More than 500 households remained without power Saturday following Friday’s record-setting snowfall — which resulted in the snowiest October day in Boston history.
Across the state, 571 customers were still without power as of 11:15 p.m., according to the Massachusetts Emergency Management Agency, the majority in the eastern part of Massachusetts. More than 12,000 customers were without power Friday afternoon.
In Boston, 4.3 inches of snow fell, shattering the previous single-day record of 1.1 inches on Oct. 29, 2005, according to the National Weather Service in Norton.
Friday’s snowfall also broke the record for most snowfall in October in Boston — also 1.1 inches.

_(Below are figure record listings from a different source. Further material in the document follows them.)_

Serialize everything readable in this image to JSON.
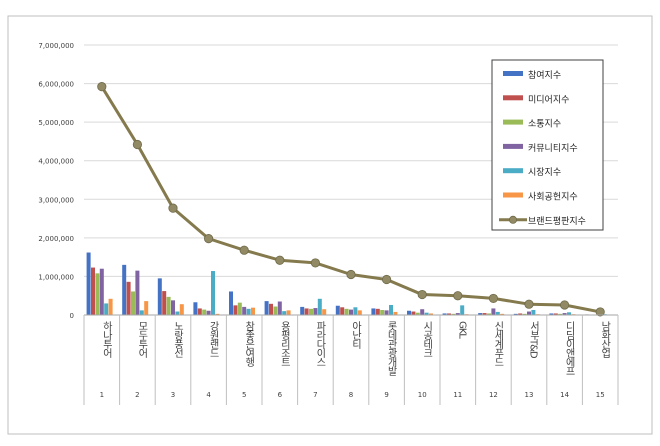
{
  "chart_data": {
    "type": "bar",
    "categories": [
      "하나투어",
      "모두투어",
      "노랑풍선",
      "강원랜드",
      "참좋은여행",
      "용평리조트",
      "파라다이스",
      "아난티",
      "롯데관광개발",
      "시공테크",
      "GKL",
      "신세계푸드",
      "서부T&D",
      "디딤이앤에프",
      "남화산업"
    ],
    "index_labels": [
      "1",
      "2",
      "3",
      "4",
      "5",
      "6",
      "7",
      "8",
      "9",
      "10",
      "11",
      "12",
      "13",
      "14",
      "15"
    ],
    "ylim": [
      0,
      7000000
    ],
    "yticks": [
      "0",
      "1,000,000",
      "2,000,000",
      "3,000,000",
      "4,000,000",
      "5,000,000",
      "6,000,000",
      "7,000,000"
    ],
    "grid": true,
    "legend_position": "top-right",
    "series": [
      {
        "name": "참여지수",
        "color": "#4472c4",
        "values": [
          1620000,
          1300000,
          950000,
          330000,
          610000,
          360000,
          210000,
          240000,
          170000,
          110000,
          40000,
          50000,
          30000,
          40000,
          15000
        ]
      },
      {
        "name": "미디어지수",
        "color": "#c0504d",
        "values": [
          1230000,
          860000,
          620000,
          170000,
          250000,
          290000,
          170000,
          200000,
          160000,
          90000,
          40000,
          50000,
          40000,
          40000,
          10000
        ]
      },
      {
        "name": "소통지수",
        "color": "#9bbb59",
        "values": [
          1080000,
          610000,
          470000,
          140000,
          320000,
          220000,
          160000,
          160000,
          130000,
          60000,
          30000,
          40000,
          30000,
          30000,
          10000
        ]
      },
      {
        "name": "커뮤니티지수",
        "color": "#8064a2",
        "values": [
          1200000,
          1150000,
          380000,
          110000,
          210000,
          350000,
          180000,
          140000,
          120000,
          150000,
          50000,
          170000,
          90000,
          50000,
          10000
        ]
      },
      {
        "name": "시장지수",
        "color": "#4bacc6",
        "values": [
          300000,
          120000,
          90000,
          1140000,
          160000,
          100000,
          420000,
          200000,
          260000,
          60000,
          250000,
          80000,
          130000,
          70000,
          20000
        ]
      },
      {
        "name": "사회공헌지수",
        "color": "#f79646",
        "values": [
          420000,
          360000,
          280000,
          30000,
          190000,
          120000,
          150000,
          120000,
          80000,
          40000,
          20000,
          30000,
          20000,
          20000,
          10000
        ]
      }
    ],
    "line": {
      "name": "브랜드평판지수",
      "color": "#847a4d",
      "marker_color": "#918a64",
      "values": [
        5920000,
        4420000,
        2770000,
        1980000,
        1680000,
        1420000,
        1350000,
        1050000,
        920000,
        530000,
        500000,
        430000,
        280000,
        260000,
        80000
      ]
    }
  }
}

“Obviously, it’s been the snowiest October on record” in Boston, said Hayden Frank, a meteorologist with the National Weather Service. There have been other significant snowstorms in October, but "this time the snow went all the way to the coast, which is unusual.”

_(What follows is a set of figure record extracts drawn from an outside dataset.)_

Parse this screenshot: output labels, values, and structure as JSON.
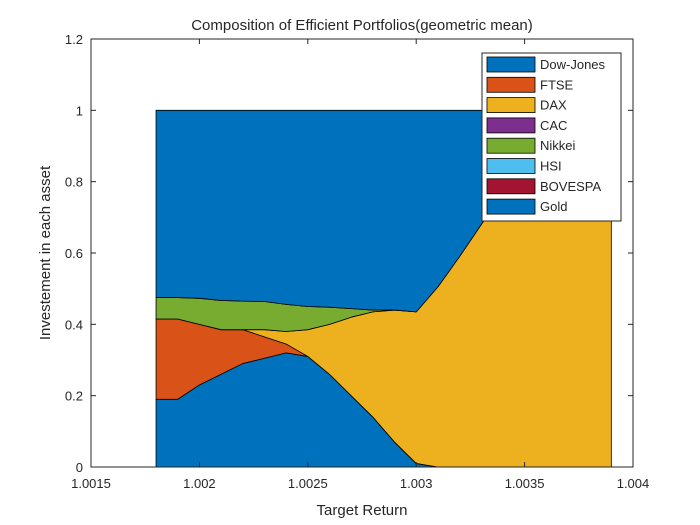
{
  "chart_data": {
    "type": "area",
    "title": "Composition of Efficient Portfolios(geometric mean)",
    "xlabel": "Target Return",
    "ylabel": "Investement in each asset",
    "xlim": [
      1.0015,
      1.004
    ],
    "ylim": [
      0,
      1.2
    ],
    "xticks": [
      1.0015,
      1.002,
      1.0025,
      1.003,
      1.0035,
      1.004
    ],
    "xtick_labels": [
      "1.0015",
      "1.002",
      "1.0025",
      "1.003",
      "1.0035",
      "1.004"
    ],
    "yticks": [
      0,
      0.2,
      0.4,
      0.6,
      0.8,
      1,
      1.2
    ],
    "ytick_labels": [
      "0",
      "0.2",
      "0.4",
      "0.6",
      "0.8",
      "1",
      "1.2"
    ],
    "stacked": true,
    "grid": false,
    "legend_position": "top-right",
    "x": [
      1.0018,
      1.0019,
      1.002,
      1.0021,
      1.0022,
      1.0023,
      1.0024,
      1.0025,
      1.0026,
      1.0027,
      1.0028,
      1.0029,
      1.003,
      1.0031,
      1.0032,
      1.0033,
      1.0034,
      1.0035,
      1.0036,
      1.0037,
      1.0038,
      1.0039
    ],
    "series": [
      {
        "name": "Dow-Jones",
        "color": "#0072BD",
        "values": [
          0.19,
          0.19,
          0.23,
          0.26,
          0.29,
          0.305,
          0.32,
          0.31,
          0.26,
          0.2,
          0.14,
          0.07,
          0.01,
          0,
          0,
          0,
          0,
          0,
          0,
          0,
          0,
          0
        ]
      },
      {
        "name": "FTSE",
        "color": "#D95319",
        "values": [
          0.225,
          0.225,
          0.17,
          0.125,
          0.095,
          0.06,
          0.025,
          0,
          0,
          0,
          0,
          0,
          0,
          0,
          0,
          0,
          0,
          0,
          0,
          0,
          0,
          0
        ]
      },
      {
        "name": "DAX",
        "color": "#EDB120",
        "values": [
          0,
          0,
          0,
          0,
          0,
          0.02,
          0.035,
          0.075,
          0.14,
          0.22,
          0.295,
          0.37,
          0.425,
          0.505,
          0.59,
          0.68,
          0.77,
          0.86,
          0.94,
          1.0,
          1.0,
          1.0
        ]
      },
      {
        "name": "CAC",
        "color": "#7E2F8E",
        "values": [
          0,
          0,
          0,
          0,
          0,
          0,
          0,
          0,
          0,
          0,
          0,
          0,
          0,
          0,
          0,
          0,
          0,
          0,
          0,
          0,
          0,
          0
        ]
      },
      {
        "name": "Nikkei",
        "color": "#77AC30",
        "values": [
          0.06,
          0.06,
          0.073,
          0.082,
          0.08,
          0.079,
          0.076,
          0.065,
          0.048,
          0.024,
          0.005,
          0.0,
          0,
          0,
          0,
          0,
          0,
          0,
          0,
          0,
          0,
          0
        ]
      },
      {
        "name": "HSI",
        "color": "#4DBEEE",
        "values": [
          0,
          0,
          0,
          0,
          0,
          0,
          0,
          0,
          0,
          0,
          0,
          0,
          0,
          0,
          0,
          0,
          0,
          0,
          0,
          0,
          0,
          0
        ]
      },
      {
        "name": "BOVESPA",
        "color": "#A2142F",
        "values": [
          0,
          0,
          0,
          0,
          0,
          0,
          0,
          0,
          0,
          0,
          0,
          0,
          0,
          0,
          0,
          0,
          0,
          0,
          0,
          0,
          0,
          0
        ]
      },
      {
        "name": "Gold",
        "color": "#0072BD",
        "values": [
          0.525,
          0.525,
          0.527,
          0.533,
          0.535,
          0.536,
          0.544,
          0.55,
          0.552,
          0.556,
          0.56,
          0.56,
          0.565,
          0.495,
          0.41,
          0.32,
          0.23,
          0.14,
          0.06,
          0,
          0,
          0
        ]
      }
    ]
  }
}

More than 6 inches of snow covered seven towns in Worcester County and Norfolk County, according to the National Weather Service. Grafton residents saw the most snow, with 7.6 inches as of 6:30 p.m. Friday.
[October 30th Snowstorm] This is our final map of snowfall reports received from yesterday's rare October snowstorm. A fairly large swath of 4.5 to 6.5 inches of snow fell across northeast CT, northern RI and into central/eastern MA. pic.twitter.com/gvpbaVKnZQ— NWS Boston (@NWSBoston) October 31, 2020
No significant snowfall is expected in the near future, and temperatures are expected to rise into the 50s on Sunday. Light showers can be expected late Saturday into Sunday morning.
“Milder temperatures return Sunday with another period of widespread rainfall late Sunday and Sunday evening ahead of a strong cold front,” according to the weather service forecast discussion.
A few light snow or rain showers may occur Monday, according to the weather service. “Blustery and cold” conditions will continue through Tuesday, with temperatures rising above normal toward the end of the week.
Temperatures are expected to be in the 30s and 40s on Tuesday and Wednesday before climbing into the 60s Thursday through Saturday.